Harry, along with his older brother Lynde, started the Allen-Bradley company, a major manufacturer of electronics and engine parts. After a bitter strike in 1939, Harry became increasingly political. Although his company boomed because of World War 2-era contracts from the government, Harry abhorred any intrusions into his business: especially labor organizers (who he termed “communists” in his memoirs), as well as pressure to hire women and minorities in his plants, a move he resisted until his death. Responding to the civil rights movement and liberalism in society, Harry became obsessed with right-wing politics. According to scholar William Schambra, Harry even studied Lenin and Stalin for ideas on how to wage guerrilla warfare against the left. He joined candy manufacturer Robert Welch to be one of the founding members of the John Birch Society (along with Fred Koch, the father of Koch Industries executives Charles and David Koch), and financed other right-wing firebrands. Media Transparency’s profile of the Bradley Foundation sheds light on its founder:

Robert Welch, who founded the Society in 1958, was a regular speaker at Allen-Bradley sales meetings. Harry distributed Birchite literature, as did Fred Loock, another key figure at the company. They also supported the Australian doctor Fred Schwarz, founder of the Christian Anti-Communist Crusade; William F. Buckley, Jr.’s National Review; and a right-wing Midwest radio program produced by anti-communist producer Bob Siegrist. Harry’s main political targets were “World Communism” and the U.S. federal government, not necessarily in that order. His political philosophy was laissez-faire capitalism, and he was strongly opposed to anything that might restrict his freedom to conduct his business as he saw fit. His promotion of “freedom”, however, did not extend to his own workers. While women had worked at the plant since 1918, and made up nearly a third of the workforce during World War II, they weren’t paid the same as men. They finally sued in 1966, charging the company paid less to women than male workers operating the same machines. A federal judge ruled in their favor. Allen-Bradley was one of the last major Milwaukee employers to racially integrate, and then only through public and legal pressure. By 1968, when the company’s workforce had grown to more than 7,000, Allen-Bradley employed only 32 Blacks and 14 Latinos.

After the Allen-Bradley company was purchased by Rockwell International in 1985, the Bradley Foundation surged with an additional $290 million in funds.

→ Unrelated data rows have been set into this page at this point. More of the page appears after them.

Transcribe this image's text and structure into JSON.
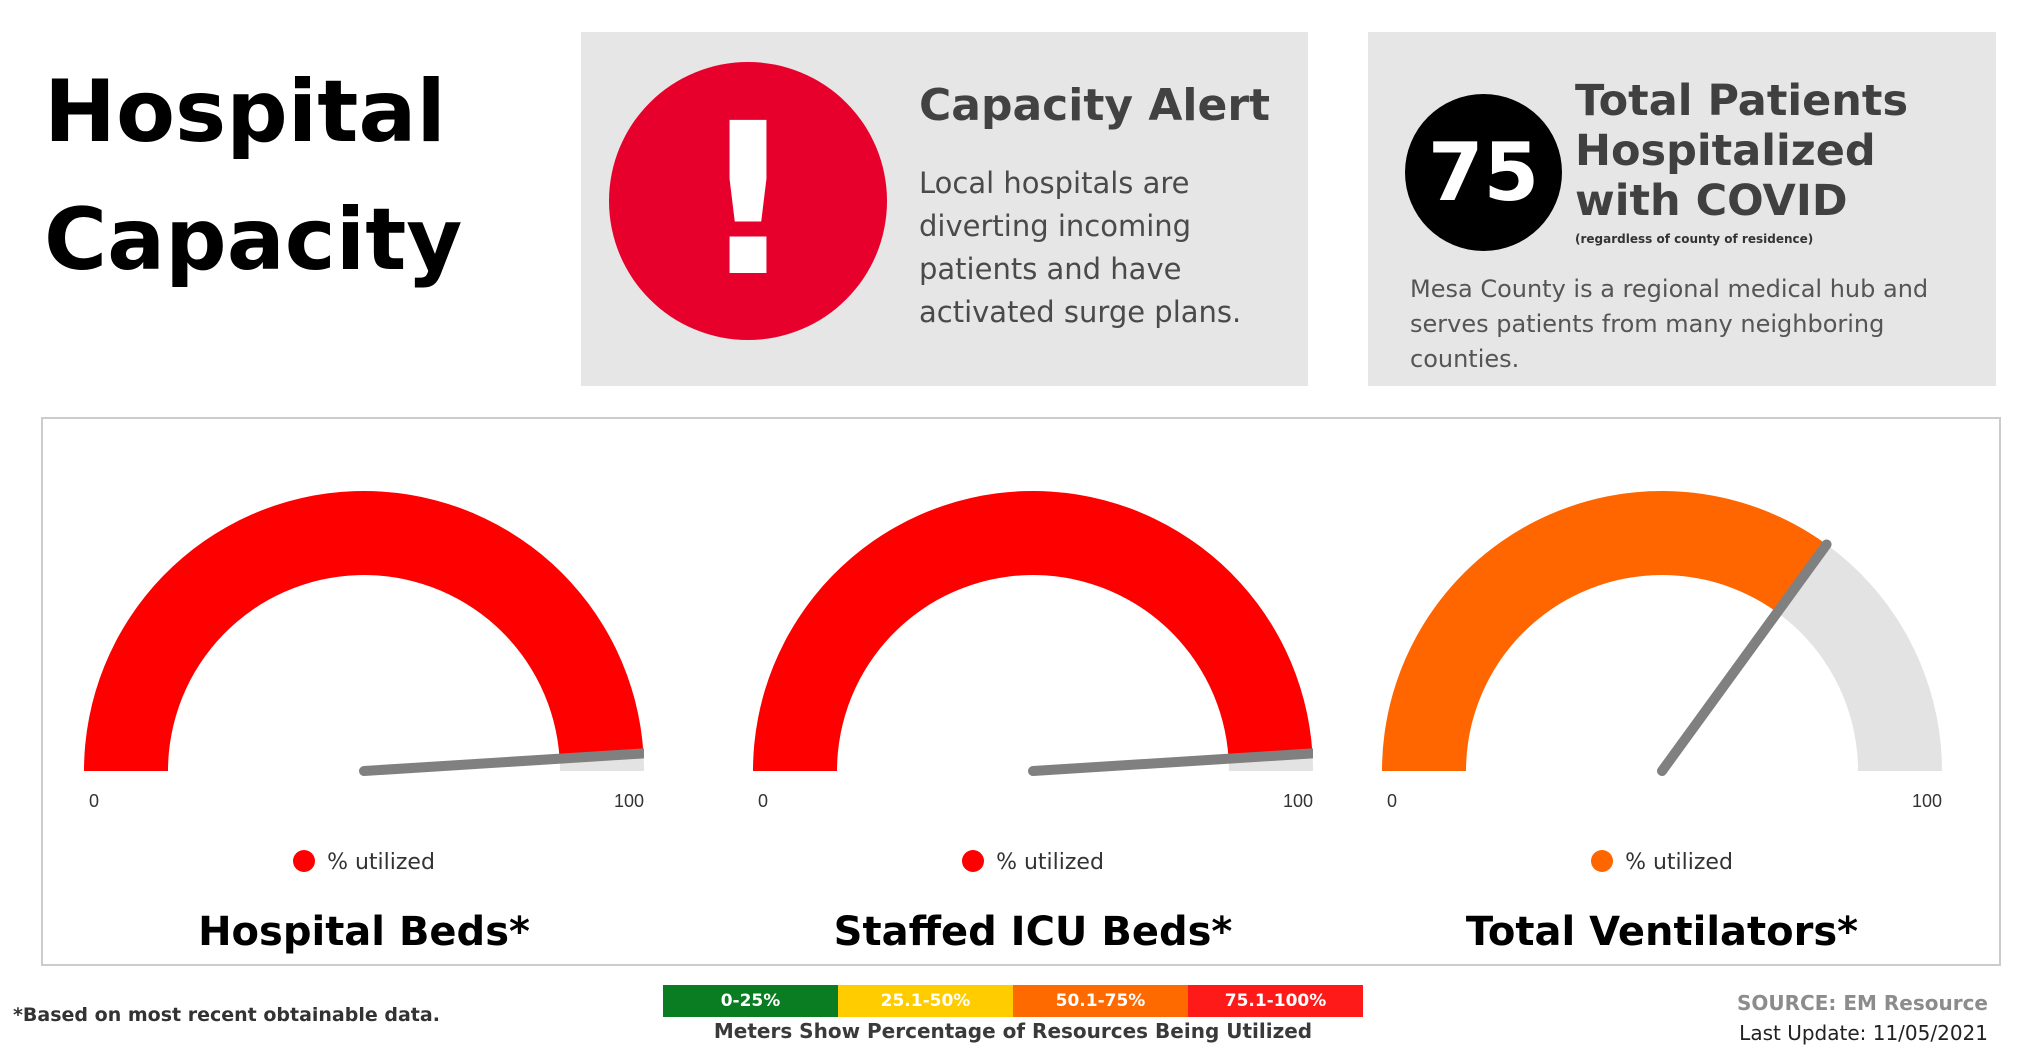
{
  "page_title": [
    "Hospital",
    "Capacity"
  ],
  "alert": {
    "icon": "exclamation-icon",
    "mark": "!",
    "title": "Capacity Alert",
    "body": "Local hospitals are diverting incoming patients and have activated surge plans.",
    "color": "#e8002d"
  },
  "patients": {
    "count": "75",
    "title": "Total Patients Hospitalized with COVID",
    "subtitle": "(regardless of county of residence)",
    "body": "Mesa County is a regional medical hub and serves patients from many neighboring counties."
  },
  "chart_data": [
    {
      "type": "gauge",
      "title": "Hospital Beds*",
      "value": 98,
      "min": 0,
      "max": 100,
      "min_label": "0",
      "max_label": "100",
      "series": [
        {
          "name": "% utilized",
          "value": 98
        }
      ],
      "color": "#ff0000"
    },
    {
      "type": "gauge",
      "title": "Staffed ICU Beds*",
      "value": 98,
      "min": 0,
      "max": 100,
      "min_label": "0",
      "max_label": "100",
      "series": [
        {
          "name": "% utilized",
          "value": 98
        }
      ],
      "color": "#ff0000"
    },
    {
      "type": "gauge",
      "title": "Total Ventilators*",
      "value": 70,
      "min": 0,
      "max": 100,
      "min_label": "0",
      "max_label": "100",
      "series": [
        {
          "name": "% utilized",
          "value": 70
        }
      ],
      "color": "#ff6600"
    }
  ],
  "gauge_track_color": "#e3e3e3",
  "needle_color": "#808080",
  "footnote": "*Based on most recent obtainable data.",
  "scale": {
    "segments": [
      {
        "label": "0-25%",
        "color": "#0a7d23"
      },
      {
        "label": "25.1-50%",
        "color": "#ffcc00"
      },
      {
        "label": "50.1-75%",
        "color": "#ff6a00"
      },
      {
        "label": "75.1-100%",
        "color": "#ff1a1a"
      }
    ],
    "caption": "Meters Show Percentage of Resources Being Utilized"
  },
  "source": "SOURCE: EM Resource",
  "last_update": "Last Update: 11/05/2021"
}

The money has gone on to finance ideas held strongly by Harry Bradley: anti-affirmative action scholars, anti-multiculturalism books (the Bradley Foundation underwrote the notoriously racist book The Bell Curve), anti-welfare campaigns, privatization efforts, neoconservative fronts, and tens of millions for groups opposed to public and private sector unions, particular in the field of education. As conservative writer Al Regnery has observed, conservatives have relied on the Bradley Foundation to finance the backbone of radical policy ideas that first take root in Wisconsin but are then championed by Republicans around the country. Gov. Scott Walker’s current fight to crush labor rights in Wisconsin is the fulfillment of Harry Bradley’s John Birch Society dream.